Não se Pode Servir a Deus e a Mamon

Cap. XVI,  O Evangelho Segundo o Espiritismo, de Allan Kardec

 
                                           Por que não são ricos todos os homens?

Salvação dos Ricos

Ninguém pode servir a dois senhores, porque ou odiará a um e amará a outro, ou se prenderá a um e desprezará o outro. Não podeis servir a    Deus e a Mamon simultaneamente. (Lucas, 16:13)

Mamon é um termo derivado da Bíblia e usado para descrever a riqueza material ou a cobiça, não tendo personificação como divindade. Em hebraico significa, literalmente, dinheiro. Assim, Mamon representa a ganância ou a avareza.

Então, aproximou-se dele um mancebo e disse: - Bom mestre, que devo fazer para adquirir a vida eterna?

Jesus: - Por que me chamais bom? Bom só Deus o é. Se queres entrar na Vida, guarda os mandamentos.

- Que mandamentos?

Jesus: - Não matarás, não cometerás adultério, não furtarás, não darás testemunho falso, honra a teu pai e a tua mãe e ama a teu próximo como a ti mesmo.

- Tenho guardado todos esses mandamentos. Que é que ainda me falta?

Jesus: - Se queres ser perfeito, vai, vende tudo que tens, dá-o aos pobres e terás um tesouro no Céu. Depois, vem e segue-me.

Ouvindo essas palavras o moço se foi tristonho porque era rico.

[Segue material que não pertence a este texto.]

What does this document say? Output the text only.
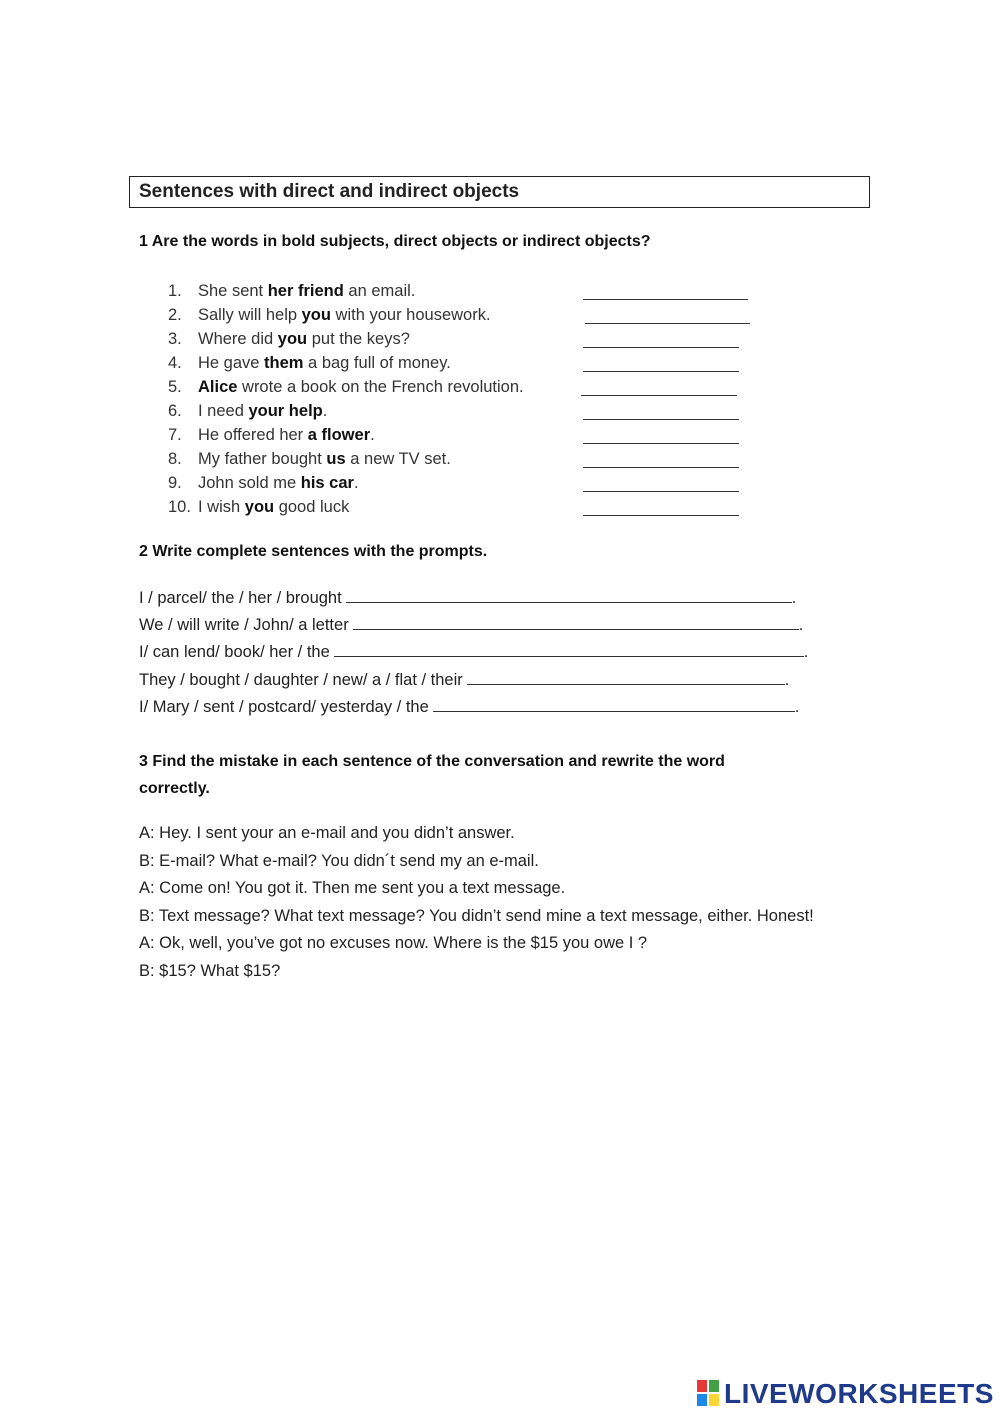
Sentences with direct and indirect objects
1 Are the words in bold subjects, direct objects or indirect objects?
1. She sent her friend an email.
2. Sally will help you with your housework.
3. Where did you put the keys?
4. He gave them a bag full of money.
5. Alice wrote a book on the French revolution.
6. I need your help.
7. He offered her a flower.
8. My father bought us a new TV set.
9. John sold me his car.
10. I wish you good luck
2 Write complete sentences with the prompts.
I / parcel/ the / her / brought	.
We / will write / John/ a letter	.
I/ can lend/ book/ her / the	.
They / bought / daughter / new/ a / flat / their	.
I/ Mary / sent / postcard/ yesterday / the	.
3 Find the mistake in each sentence of the conversation and rewrite the word
correctly.
A: Hey. I sent your an e-mail and you didn’t answer.
B: E-mail? What e-mail? You didn´t send my an e-mail.
A: Come on! You got it. Then me sent you a text message.
B: Text message? What text message? You didn’t send mine a text message, either. Honest!
A: Ok, well, you’ve got no excuses now. Where is the $15 you owe I ?
B: $15? What $15?
LIVEWORKSHEETS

Jesus: - Digo-vos em verdade que é bem difícil um rico entrar no Reino dos Céus. É mais fácil um camelo passar pelo buraco de uma agulha do que entrar um rico no Reino dos Céus. (Mateus, 19:16 a 24; Lucas, 18:18 a 25; Marcos, 10:17 a 25)

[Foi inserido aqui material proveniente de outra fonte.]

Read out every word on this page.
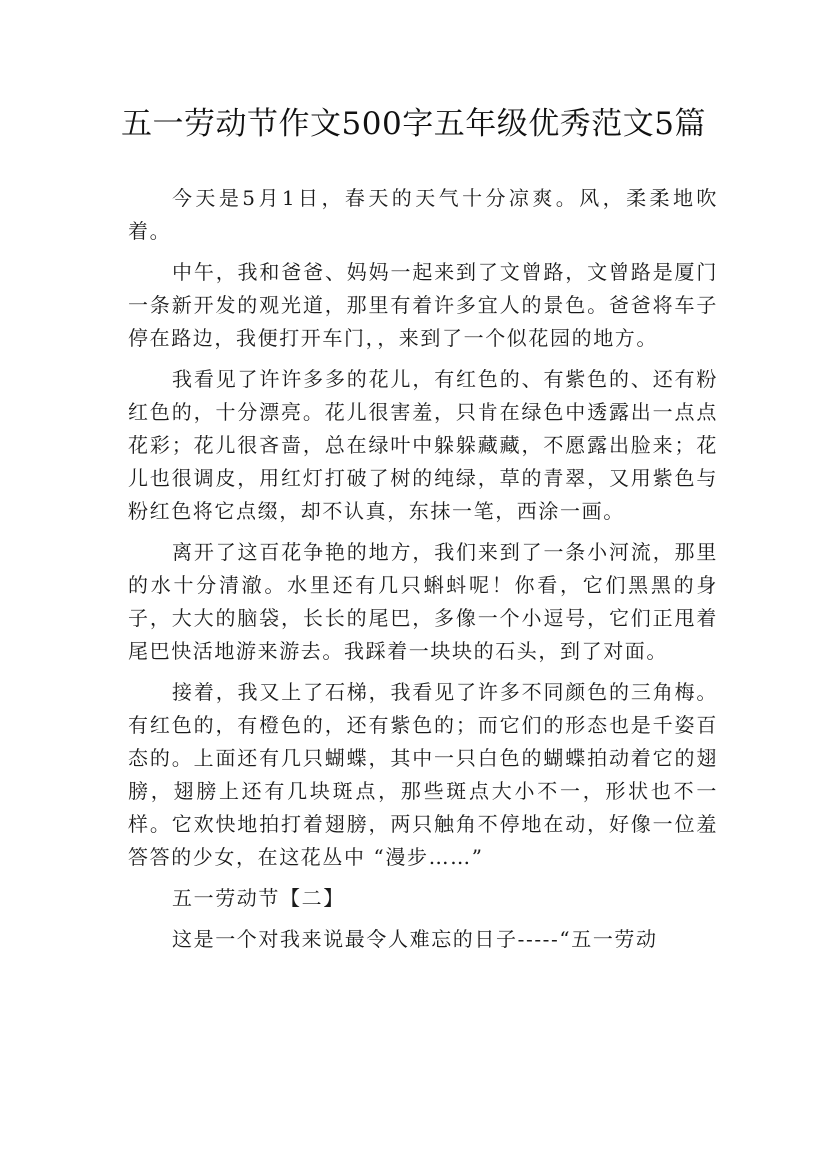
五一劳动节作文500字五年级优秀范文5篇

今天是5月1日，春天的天气十分凉爽。风，柔柔地吹着。

中午，我和爸爸、妈妈一起来到了文曾路，文曾路是厦门一条新开发的观光道，那里有着许多宜人的景色。爸爸将车子停在路边，我便打开车门，，来到了一个似花园的地方。

我看见了许许多多的花儿，有红色的、有紫色的、还有粉红色的，十分漂亮。花儿很害羞，只肯在绿色中透露出一点点花彩；花儿很吝啬，总在绿叶中躲躲藏藏，不愿露出脸来；花儿也很调皮，用红灯打破了树的纯绿，草的青翠，又用紫色与粉红色将它点缀，却不认真，东抹一笔，西涂一画。

离开了这百花争艳的地方，我们来到了一条小河流，那里的水十分清澈。水里还有几只蝌蚪呢！你看，它们黑黑的身子，大大的脑袋，长长的尾巴，多像一个小逗号，它们正甩着尾巴快活地游来游去。我踩着一块块的石头，到了对面。

接着，我又上了石梯，我看见了许多不同颜色的三角梅。有红色的，有橙色的，还有紫色的；而它们的形态也是千姿百态的。上面还有几只蝴蝶，其中一只白色的蝴蝶拍动着它的翅膀，翅膀上还有几块斑点，那些斑点大小不一，形状也不一样。它欢快地拍打着翅膀，两只触角不停地在动，好像一位羞答答的少女，在这花丛中 “漫步……”

五一劳动节【二】

这是一个对我来说最令人难忘的日子-----“五一劳动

Esta figura audaciosa pode parecer um pouco forçada, porque não se vê a relação  que existe entre um camelo e uma agulha. Isso resulta de que, em hebreu, a mesma palavra se emprega para designar cabo e camelo. Na tradução se lhe deu esta última acepção; é provável que a primeira era a que estava no pensamento de Jesus; ela é, pelo menos, mais natural.  (Nota de Allan Kardec)

Não acumuleis para vós outros tesouros sobre a Terra, onde a traça e a ferrugem corroem e onde ladrões escavam e roubam. Mas, ajuntai para vós outros tesouros no Céu, onde nem a traça, nem a ferrugem corroem e onde ladrões não escavam nem roubam. Porque, onde está o teu tesouro, aí estará também o teu coração. (Mateus, 6: 19-21)

Preservar-se da Avareza

Então, no meio da turba, um homem lhe disse: Mestre, dize a meu irmão que divida comigo a herança que nos tocou. Jesus lhe disse: - Ó homem! Quem me designou para vos julgar, ou para fazer as vossas partilhas? E acrescentou: - Tende o cuidado de preservar-vos de toda a avareza, porquanto, seja qual for a abundância em que o homem se encontre, sua vida não depende dos bens que ele possua.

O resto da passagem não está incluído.